Configuration Management
ZodiacCore provides a robust utility for managing application settings using .ini files. It is designed to follow the "Base + Override" pattern, making it ideal for multi-environment deployments (Development, Testing, Production).
1. Core Concepts
Environment-Based Loading
The configuration system automatically detects your current environment (via environment variables) and loads files in a specific order:
- Base Config: Files like
app.ini. These are loaded first. - Environment Config: Files like
app.production.ini.

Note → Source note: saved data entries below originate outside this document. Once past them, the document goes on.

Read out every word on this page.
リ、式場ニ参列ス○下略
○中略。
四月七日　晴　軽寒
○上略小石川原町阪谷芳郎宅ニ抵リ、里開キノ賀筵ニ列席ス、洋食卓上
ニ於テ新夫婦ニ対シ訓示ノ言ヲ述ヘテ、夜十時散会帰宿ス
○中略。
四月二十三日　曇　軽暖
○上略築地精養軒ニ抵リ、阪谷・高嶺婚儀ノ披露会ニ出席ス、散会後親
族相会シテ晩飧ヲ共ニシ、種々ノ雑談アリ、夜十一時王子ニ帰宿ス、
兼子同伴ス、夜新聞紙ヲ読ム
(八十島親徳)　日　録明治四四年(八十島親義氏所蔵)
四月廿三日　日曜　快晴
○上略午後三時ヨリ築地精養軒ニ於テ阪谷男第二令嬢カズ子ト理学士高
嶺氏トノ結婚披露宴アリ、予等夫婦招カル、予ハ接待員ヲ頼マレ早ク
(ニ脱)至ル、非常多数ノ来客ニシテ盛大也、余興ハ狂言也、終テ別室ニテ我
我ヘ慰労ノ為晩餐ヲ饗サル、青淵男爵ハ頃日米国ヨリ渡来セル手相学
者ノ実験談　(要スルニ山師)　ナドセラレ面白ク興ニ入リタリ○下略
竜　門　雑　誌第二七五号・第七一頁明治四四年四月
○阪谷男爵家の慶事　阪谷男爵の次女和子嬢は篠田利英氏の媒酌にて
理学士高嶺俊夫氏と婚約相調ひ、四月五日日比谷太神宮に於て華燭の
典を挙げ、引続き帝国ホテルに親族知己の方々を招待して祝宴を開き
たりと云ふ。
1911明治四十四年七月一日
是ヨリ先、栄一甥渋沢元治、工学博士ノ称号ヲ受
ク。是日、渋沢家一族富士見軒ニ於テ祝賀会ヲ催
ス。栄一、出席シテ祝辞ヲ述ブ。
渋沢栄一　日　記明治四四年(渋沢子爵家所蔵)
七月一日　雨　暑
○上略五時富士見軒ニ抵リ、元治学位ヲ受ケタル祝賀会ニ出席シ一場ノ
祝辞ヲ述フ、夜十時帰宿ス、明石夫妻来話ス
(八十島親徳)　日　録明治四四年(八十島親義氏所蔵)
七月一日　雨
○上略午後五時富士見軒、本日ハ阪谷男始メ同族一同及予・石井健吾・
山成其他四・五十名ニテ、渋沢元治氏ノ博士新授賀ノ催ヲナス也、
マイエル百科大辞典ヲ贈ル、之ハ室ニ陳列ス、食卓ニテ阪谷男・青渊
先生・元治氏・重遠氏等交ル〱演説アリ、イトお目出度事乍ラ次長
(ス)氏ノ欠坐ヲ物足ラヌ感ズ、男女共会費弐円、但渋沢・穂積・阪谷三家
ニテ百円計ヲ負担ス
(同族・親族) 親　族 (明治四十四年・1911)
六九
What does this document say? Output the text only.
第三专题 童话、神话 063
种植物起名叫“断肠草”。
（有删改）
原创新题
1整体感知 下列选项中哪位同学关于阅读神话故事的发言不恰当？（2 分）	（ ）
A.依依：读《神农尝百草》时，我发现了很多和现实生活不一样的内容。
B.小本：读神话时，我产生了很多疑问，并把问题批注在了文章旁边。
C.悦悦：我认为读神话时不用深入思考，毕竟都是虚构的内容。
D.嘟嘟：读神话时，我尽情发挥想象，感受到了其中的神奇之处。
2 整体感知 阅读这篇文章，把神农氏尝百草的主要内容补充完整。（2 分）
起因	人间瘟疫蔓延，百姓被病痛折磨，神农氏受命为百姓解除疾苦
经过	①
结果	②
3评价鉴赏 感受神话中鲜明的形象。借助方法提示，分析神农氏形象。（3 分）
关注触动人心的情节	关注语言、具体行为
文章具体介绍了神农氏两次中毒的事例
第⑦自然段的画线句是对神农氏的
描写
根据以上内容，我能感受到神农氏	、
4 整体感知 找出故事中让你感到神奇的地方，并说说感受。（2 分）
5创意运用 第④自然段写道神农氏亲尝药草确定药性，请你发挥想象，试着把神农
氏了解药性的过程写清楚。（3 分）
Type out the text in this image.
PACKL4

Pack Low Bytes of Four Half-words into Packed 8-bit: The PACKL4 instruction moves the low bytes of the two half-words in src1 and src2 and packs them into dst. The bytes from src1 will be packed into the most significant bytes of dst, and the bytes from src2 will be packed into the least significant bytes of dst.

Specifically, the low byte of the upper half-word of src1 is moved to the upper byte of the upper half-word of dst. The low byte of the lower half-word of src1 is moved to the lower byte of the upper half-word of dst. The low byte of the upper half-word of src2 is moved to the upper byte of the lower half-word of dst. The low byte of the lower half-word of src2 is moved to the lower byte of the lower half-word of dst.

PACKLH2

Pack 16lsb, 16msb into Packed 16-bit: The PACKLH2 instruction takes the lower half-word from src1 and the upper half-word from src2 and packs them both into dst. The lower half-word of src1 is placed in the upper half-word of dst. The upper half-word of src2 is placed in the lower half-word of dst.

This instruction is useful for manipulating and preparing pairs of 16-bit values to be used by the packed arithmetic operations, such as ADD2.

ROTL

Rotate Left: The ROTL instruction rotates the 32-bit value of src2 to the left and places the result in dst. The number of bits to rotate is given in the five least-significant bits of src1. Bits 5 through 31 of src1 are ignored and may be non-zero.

These are loaded second, overriding any matching keys from the base config.
Dot-Notation Access
Instead of using dictionary keys (e.g., config['db']['host']), ZodiacCore can convert your settings into a SimpleNamespace, allowing for cleaner dot-notation access (e.g., config.db.host).
2. Setting Up Your Config Folder
A typical production-ready configuration folder structure:
config/
├── app.ini # Default settings (all environments)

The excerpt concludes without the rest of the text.